23 October 2023

Becoming Orthodox by Peter Gillquist


A review of Becoming Orthodox: A Journey to the Ancient Christian Faith by Peter Gillquist (Chesterton, IN: Conciliar Press, 2009 [1989]).

During my pilgrimage to Orthodoxy, I came across several books by individuals tracing their own journeys to the Orthodox Church. As the title suggests, this volume falls into that genre. However, unlike most stories of this sort, it recounts not the journey of a single person but of an entire network of churches (about 2,000 individuals and their pastors).

Gillquist begins by outlining the history of the house church network to which he belonged, describing how it emerged out of Campus Crusade for Christ. Having become Christians in the hothouse environment of student evangelicalism, many of these people found it hard to settle into North American church culture after graduation. Responding to their dissatisfaction with the fragmentation, sectarianism, and worldliness of Protestant Christianity, Gillquist and several other Campus Crusade workers resigned their posts and began to set up house churches that would try to recapture the church life they read about in the New Testament.

As Gillquist presents the story, a crucial stage in this development was the decision of the network leaders to embark on a series of studies working forward from the New Testament exploring doctrine, worship, and church history in order to answer the question of what a church that was trying to be faithful to the New Testament should look like today. They spent a couple of years on these studies, eventually sharing their findings with each other at a retreat in 1975. The outcome was that this network of evangelical house churches metamorphosed into a denomination that was orthodox in doctrine (i.e. adhering to the ecumenical creeds), liturgical in worship, and conciliar and episcopal in structure. In early January 1979 the leaders of the network ordained themselves as bishops and renamed the network, the Evangelical Orthodox Church.

He picks up the story again in Part III, tracing their early contacts with Orthodoxy in the late 1970s. Alexander Schmemann is singled out as a particularly important influence on them at this time. By the mid 1980s they felt ready to approach the Ecumenical Patriarch and ‘seek his guidance as to how we should enter the Church’. This they did in June 1985 with the support of the Greek Orthodox Archbishop of America. What happened next, he describes as ‘Byzantine intrigue’. As they were en route to Istanbul, Archbishop Iakovos advised them to abandon their trip, and when they arrived the Ecumenical Patriarch refused to receive them. To be fair to Constantinople, Orthodox sources have pointed out that they were uneasy with the EOC’s strongly hierarchical approach to authority and were unwilling to allow the married leaders of the EOC to continue as bishops (episcopal celibacy is a longstanding tradition within Orthodoxy).

That could easily have been the end of the story.
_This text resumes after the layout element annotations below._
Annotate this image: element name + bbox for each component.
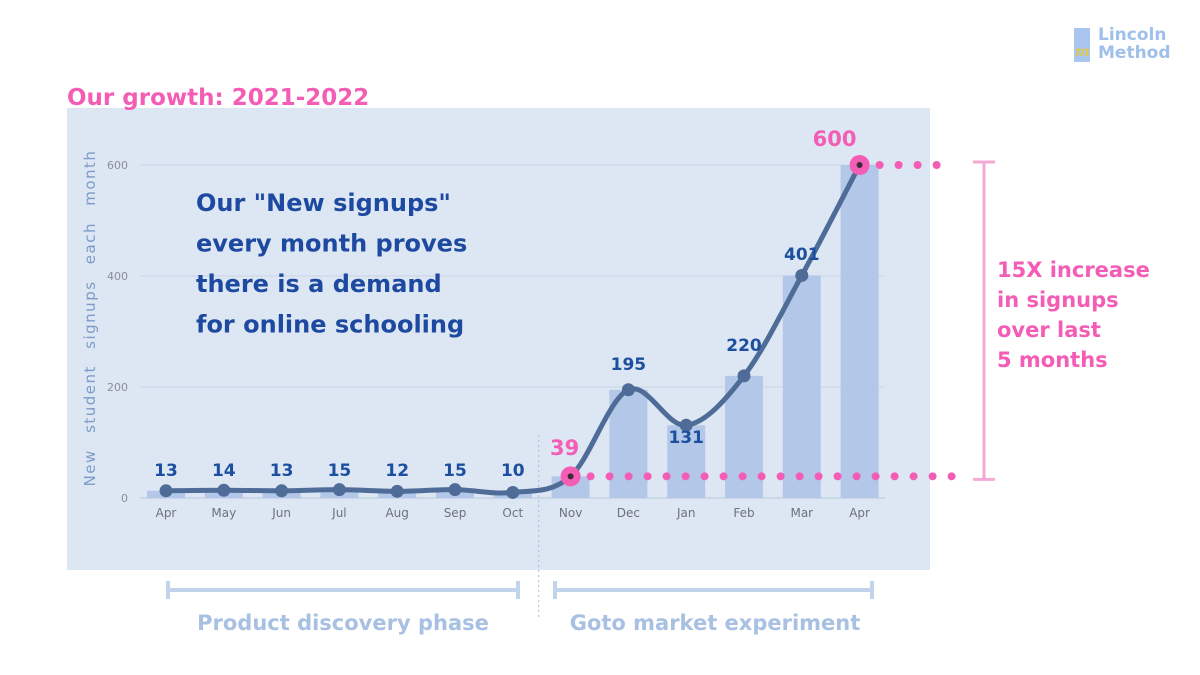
- leader-dot: [871, 472, 880, 481]
- leader-dot: [814, 472, 823, 481]
- leader-dot: [719, 472, 728, 481]
- data-label: 15: [328, 461, 352, 481]
- leader-dot: [738, 472, 747, 481]
- leader-dot: [932, 161, 941, 169]
- leader-dot: [795, 472, 804, 481]
- callout-line: 5 months: [997, 348, 1108, 372]
- leader-dot: [852, 472, 861, 481]
- lincoln-method-logo: m Lincoln Method: [1072, 26, 1182, 66]
- data-label: 13: [270, 461, 294, 481]
- highlight-label: 600: [813, 127, 857, 151]
- leader-dot: [700, 472, 709, 481]
- leader-dot: [894, 161, 903, 169]
- bar: [782, 275, 821, 498]
- y-tick-label: 0: [121, 492, 128, 505]
- leader-dot: [643, 472, 652, 481]
- x-tick-label: Oct: [502, 506, 523, 520]
- leader-dot: [913, 161, 922, 169]
- x-tick-label: Jan: [676, 506, 696, 520]
- phase-label: Goto market experiment: [570, 611, 861, 635]
- x-tick-label: Apr: [156, 506, 177, 520]
- leader-dot: [909, 472, 918, 481]
- data-point: [275, 484, 289, 498]
- highlight-label: 39: [550, 436, 579, 460]
- data-label: 195: [611, 355, 647, 375]
- data-label: 15: [443, 461, 467, 481]
- data-point: [737, 369, 751, 383]
- callout-line: in signups: [997, 288, 1119, 312]
- y-tick-label: 200: [107, 381, 128, 394]
- x-tick-label: Feb: [733, 506, 754, 520]
- leader-dot: [875, 161, 884, 169]
- leader-dot: [757, 472, 766, 481]
- logo-line-1: Lincoln: [1098, 25, 1167, 45]
- data-label: 14: [212, 461, 236, 481]
- logo-mark-letter: m: [1075, 44, 1090, 60]
- leader-dot: [928, 472, 937, 481]
- x-tick-label: Aug: [385, 506, 408, 520]
- data-point: [448, 483, 462, 497]
- data-point: [332, 483, 346, 497]
- bar: [840, 165, 879, 498]
- leader-dot: [776, 472, 785, 481]
- data-point: [159, 484, 173, 498]
- data-label: 401: [784, 245, 820, 265]
- leader-dot: [662, 472, 671, 481]
- data-label: 131: [668, 428, 704, 448]
- data-point: [506, 485, 520, 499]
- leader-dot: [624, 472, 633, 481]
- x-tick-label: Sep: [444, 506, 467, 520]
- highlight-dot: [567, 473, 574, 480]
- callout-line: over last: [997, 318, 1101, 342]
- data-point: [795, 268, 809, 282]
- data-label: 13: [154, 461, 178, 481]
- annotation-line: for online schooling: [196, 311, 464, 339]
- data-point: [679, 418, 693, 432]
- annotation-line: every month proves: [196, 230, 467, 258]
- y-axis-label: New student signups each month: [81, 150, 99, 487]
- callout-line: 15X increase: [997, 258, 1150, 282]
- bar: [667, 425, 706, 498]
- x-tick-label: Jul: [331, 506, 346, 520]
- data-label: 12: [385, 461, 409, 481]
- logo-line-2: Method: [1098, 43, 1171, 63]
- leader-dot: [833, 472, 842, 481]
- data-point: [621, 383, 635, 397]
- x-tick-label: Jun: [271, 506, 291, 520]
- x-tick-label: May: [211, 506, 236, 520]
- data-label: 10: [501, 461, 525, 481]
- leader-dot: [890, 472, 899, 481]
- y-tick-label: 400: [107, 270, 128, 283]
- trend-line: [163, 162, 863, 496]
- data-point: [390, 484, 404, 498]
- chart-heading: Our growth: 2021-2022: [67, 85, 369, 111]
- phase-label: Product discovery phase: [197, 611, 489, 635]
- data-label: 220: [726, 336, 762, 356]
- annotation-line: there is a demand: [196, 270, 442, 298]
- x-tick-label: Apr: [849, 506, 870, 520]
- x-tick-label: Mar: [790, 506, 813, 520]
- x-tick-label: Nov: [559, 506, 582, 520]
- leader-dot: [681, 472, 690, 481]
- data-point: [217, 483, 231, 497]
- logo-mark: [1074, 28, 1090, 62]
- leader-dot: [605, 472, 614, 481]
- leader-dot: [947, 472, 956, 481]
- leader-dot: [586, 472, 595, 481]
- y-tick-label: 600: [107, 159, 128, 172]
- logo-text: Lincoln Method: [1098, 26, 1171, 62]
- annotation-line: Our "New signups": [196, 189, 451, 217]
- highlight-dot: [856, 162, 863, 168]
- x-tick-label: Dec: [617, 506, 640, 520]
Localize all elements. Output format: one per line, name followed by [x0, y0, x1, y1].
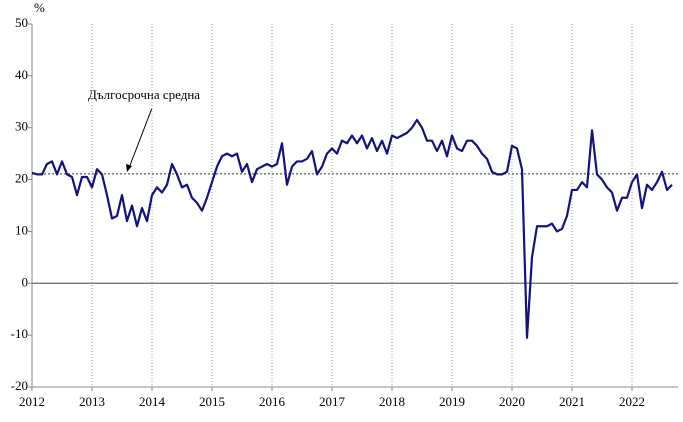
series-line: [31, 118, 673, 339]
x-tick-label: 2017: [319, 394, 346, 409]
y-tick-label: 10: [15, 222, 28, 237]
x-tick-label: 2014: [139, 394, 166, 409]
y-tick-label: 50: [15, 15, 28, 30]
y-tick-label: 40: [15, 67, 28, 82]
x-tick-label: 2015: [199, 394, 225, 409]
y-tick-label: -20: [11, 378, 28, 393]
x-tick-label: 2013: [79, 394, 105, 409]
arrow-head: [126, 164, 132, 172]
x-tick-label: 2020: [499, 394, 525, 409]
x-tick-label: 2019: [439, 394, 465, 409]
y-axis-label: %: [34, 0, 45, 15]
x-tick-label: 2018: [379, 394, 405, 409]
x-tick-label: 2021: [559, 394, 585, 409]
y-tick-label: 20: [15, 171, 28, 186]
y-tick-label: 0: [22, 274, 29, 289]
x-tick-label: 2022: [619, 394, 645, 409]
y-tick-label: 30: [15, 119, 28, 134]
annotation-arrow: [128, 107, 153, 169]
x-tick-label: 2016: [259, 394, 286, 409]
x-tick-label: 2012: [19, 394, 45, 409]
annotation: Дългосрочна средна: [88, 87, 200, 102]
y-tick-label: -10: [11, 326, 28, 341]
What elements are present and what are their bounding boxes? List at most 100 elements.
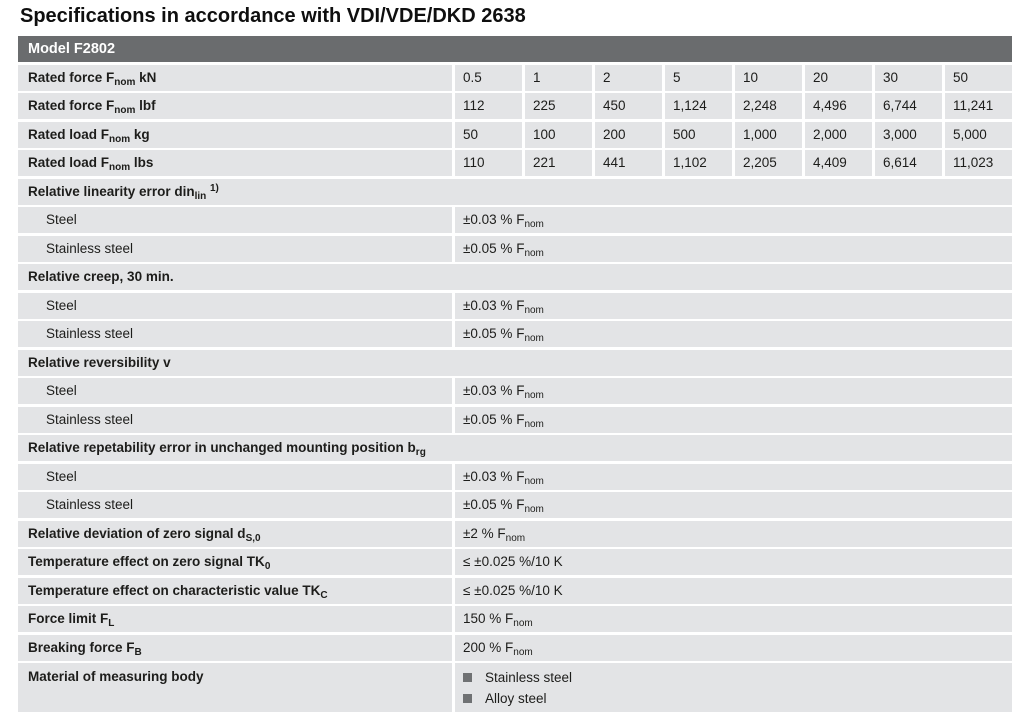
value-cell: ±0.05 % Fnom xyxy=(455,492,1012,518)
sub-text: B xyxy=(134,646,142,658)
table-row: Temperature effect on zero signal TK0 ≤ ±… xyxy=(18,549,1012,575)
table-row: Force limit FL 150 % Fnom xyxy=(18,606,1012,632)
table-row: Steel ±0.03 % Fnom xyxy=(18,463,1012,490)
text: Relative reversibility v xyxy=(28,354,171,370)
sub-text: nom xyxy=(513,646,533,658)
text: Stainless steel xyxy=(46,411,134,427)
value-cell: ≤ ±0.025 %/10 K xyxy=(455,549,1012,575)
text: Steel xyxy=(46,383,77,398)
value-cell: 20 xyxy=(805,64,872,91)
value-cell: 2,248 xyxy=(735,93,802,119)
sub-text: nom xyxy=(524,390,544,401)
value-cell: 2,000 xyxy=(805,121,872,148)
section-header-label: Relative repetability error in unchanged… xyxy=(18,435,1012,461)
value-cell: 1,000 xyxy=(735,121,802,148)
value-cell: 1 xyxy=(525,64,592,91)
sub-text: nom xyxy=(524,247,544,259)
table-row: Breaking force FB 200 % Fnom xyxy=(18,634,1012,661)
value-cell: 450 xyxy=(595,93,662,119)
text: Stainless steel xyxy=(46,497,134,512)
text: ≤ ±0.025 %/10 K xyxy=(463,582,563,598)
section-header-label: Relative creep, 30 min. xyxy=(18,264,1012,290)
section-header-label: Relative reversibility v xyxy=(18,349,1012,376)
text: Steel xyxy=(46,468,77,484)
row-label: Steel xyxy=(18,378,452,404)
table-row: Rated force Fnom kN 0.5 1 2 5 10 20 30 50 xyxy=(18,64,1012,91)
text: 150 % F xyxy=(463,611,514,626)
sub-text: rg xyxy=(415,447,426,458)
value-cell: 150 % Fnom xyxy=(455,606,1012,632)
value-cell: 225 xyxy=(525,93,592,119)
text: Material of measuring body xyxy=(28,669,204,684)
section-header-label: Relative linearity error dinlin 1) xyxy=(18,178,1012,205)
text: Stainless steel xyxy=(46,326,134,341)
row-label: Rated force Fnom lbf xyxy=(18,93,452,119)
row-label: Steel xyxy=(18,207,452,233)
table-row: Material of measuring body Stainless stee… xyxy=(18,663,1012,712)
row-label: Temperature effect on zero signal TK0 xyxy=(18,549,452,575)
value-cell: 6,614 xyxy=(875,150,942,176)
text: Force limit F xyxy=(28,611,109,626)
table-row: Steel ±0.03 % Fnom xyxy=(18,207,1012,233)
row-label: Temperature effect on characteristic val… xyxy=(18,577,452,604)
sub-text: nom xyxy=(524,219,544,230)
sub-text: nom xyxy=(524,304,544,316)
table-row: Rated load Fnom kg 50 100 200 500 1,000 2,000 3… xyxy=(18,121,1012,148)
table-row: Relative creep, 30 min. xyxy=(18,264,1012,290)
text: ≤ ±0.025 %/10 K xyxy=(463,554,563,569)
text: Rated force F xyxy=(28,98,115,113)
table-row: Relative linearity error dinlin 1) xyxy=(18,178,1012,205)
value-cell: 11,023 xyxy=(945,150,1012,176)
value-cell: ±0.03 % Fnom xyxy=(455,207,1012,233)
text: ±0.03 % F xyxy=(463,297,525,313)
table-row: Steel ±0.03 % Fnom xyxy=(18,292,1012,319)
value-cell: ±0.03 % Fnom xyxy=(455,292,1012,319)
table-row: Relative deviation of zero signal dS,0 ±2… xyxy=(18,520,1012,547)
list-item: Stainless steel xyxy=(463,667,1012,688)
text: kN xyxy=(135,69,157,85)
value-cell: 2 xyxy=(595,64,662,91)
row-label: Force limit FL xyxy=(18,606,452,632)
text: Stainless steel xyxy=(46,240,134,256)
value-cell: 0.5 xyxy=(455,64,522,91)
value-cell: 200 xyxy=(595,121,662,148)
text: ±0.03 % F xyxy=(463,212,525,227)
row-label: Steel xyxy=(18,463,452,490)
text: lbs xyxy=(130,155,154,170)
sub-text: C xyxy=(320,589,328,601)
row-label: Stainless steel xyxy=(18,235,452,262)
sub-text: nom xyxy=(513,618,533,629)
sub-text: nom xyxy=(524,504,544,515)
value-cell: 4,496 xyxy=(805,93,872,119)
text: ±0.05 % F xyxy=(463,411,525,427)
text: Breaking force F xyxy=(28,639,135,655)
sub-text: nom xyxy=(505,532,526,544)
text: ±0.05 % F xyxy=(463,326,525,341)
text: kg xyxy=(130,126,150,142)
value-cell: ±0.05 % Fnom xyxy=(455,321,1012,347)
sub-text: 0 xyxy=(264,561,271,572)
value-cell: 2,205 xyxy=(735,150,802,176)
value-cell: ±2 % Fnom xyxy=(455,520,1012,547)
row-label: Material of measuring body xyxy=(18,663,452,712)
text: Rated load F xyxy=(28,126,110,142)
text: lbf xyxy=(135,98,156,113)
text: Relative creep, 30 min. xyxy=(28,269,174,284)
text: ±0.05 % F xyxy=(463,240,525,256)
value-cell: 11,241 xyxy=(945,93,1012,119)
value-cell: ≤ ±0.025 %/10 K xyxy=(455,577,1012,604)
table-row: Relative repetability error in unchanged… xyxy=(18,435,1012,461)
row-label: Rated load Fnom lbs xyxy=(18,150,452,176)
row-label: Stainless steel xyxy=(18,321,452,347)
text: Steel xyxy=(46,212,77,227)
value-cell: ±0.05 % Fnom xyxy=(455,235,1012,262)
table-row: Stainless steel ±0.05 % Fnom xyxy=(18,492,1012,518)
sub-text: S,0 xyxy=(245,532,261,544)
text: Relative deviation of zero signal d xyxy=(28,525,246,541)
sub-text: nom xyxy=(114,76,136,88)
value-cell: 4,409 xyxy=(805,150,872,176)
row-label: Stainless steel xyxy=(18,492,452,518)
value-cell: 500 xyxy=(665,121,732,148)
row-label: Breaking force FB xyxy=(18,634,452,661)
value-cell: 100 xyxy=(525,121,592,148)
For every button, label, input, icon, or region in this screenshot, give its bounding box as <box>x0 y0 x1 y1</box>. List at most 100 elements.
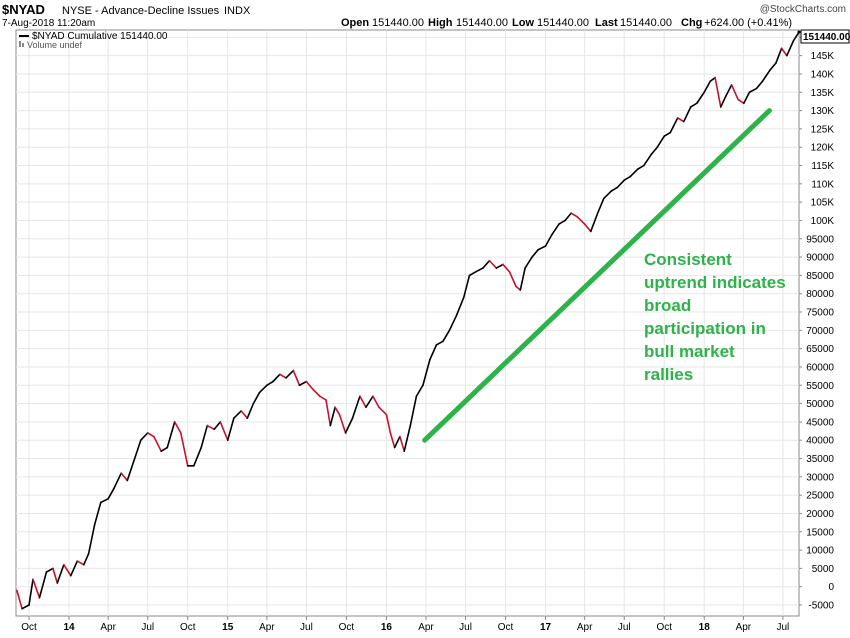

Certainly, some of those involved in the abortive trip to Istanbul wanted no more to do with Orthodoxy. However, the majority decided to go through with an already planned meeting with the Patriarch of Antioch who was visiting the United States that summer. That meeting couldn’t have been more different. The Patriarch greeted them with enthusiasm and encouraged them to explore becoming part of the Antiochian Church. This they did, and the upshot was that they were accepted into the Antiochian Church in early 1987 on condition that their ‘bishops’ accept the status of priests or archpriests and that they receive further instruction in the Orthodox faith.

Sandwiched between the two historical sections of the book is a part entitled ‘Orthodoxy and the Bible’, addressing the aspects of Orthodoxy which, according to Gillquist, they found particularly challenging. The five chapters of this section deal in turn with tradition, liturgical worship, the use of ‘father’ as a title, the role of Mary, and the sign of the cross. I have to confess that I find this selection rather idiosyncratic to say the least. Certainly, it is not quite the list of issues that I would expect evangelicals to have with Orthodox theology and spirituality. In my experience, such a list would include the place of icons in prayer and worship, praying for the dead, veneration of the saints, the Orthodox understanding of the Christian life as a process of gradual divinization, Orthodox insistence on the importance human freedom and personal askesis (often misinterpreted by evangelicals as a doctrine of salvation by works), the Orthodox understanding of the Eucharist, and (among more sophisticated evangelicals) the Orthodox understanding of the Trinity since Gregory Palamas. None of these issues are tackled here, which severely limits the value of this section for commending Orthodoxy to evangelicals. It would have been interesting (and historically valuable) to have the working papers from their 1975 retreat included in this volume (perhaps as appendices).

In spite of that disappointment, this remains a readable account of an event that has had a major impact on the life of the Antiochian Orthodox Church in North America.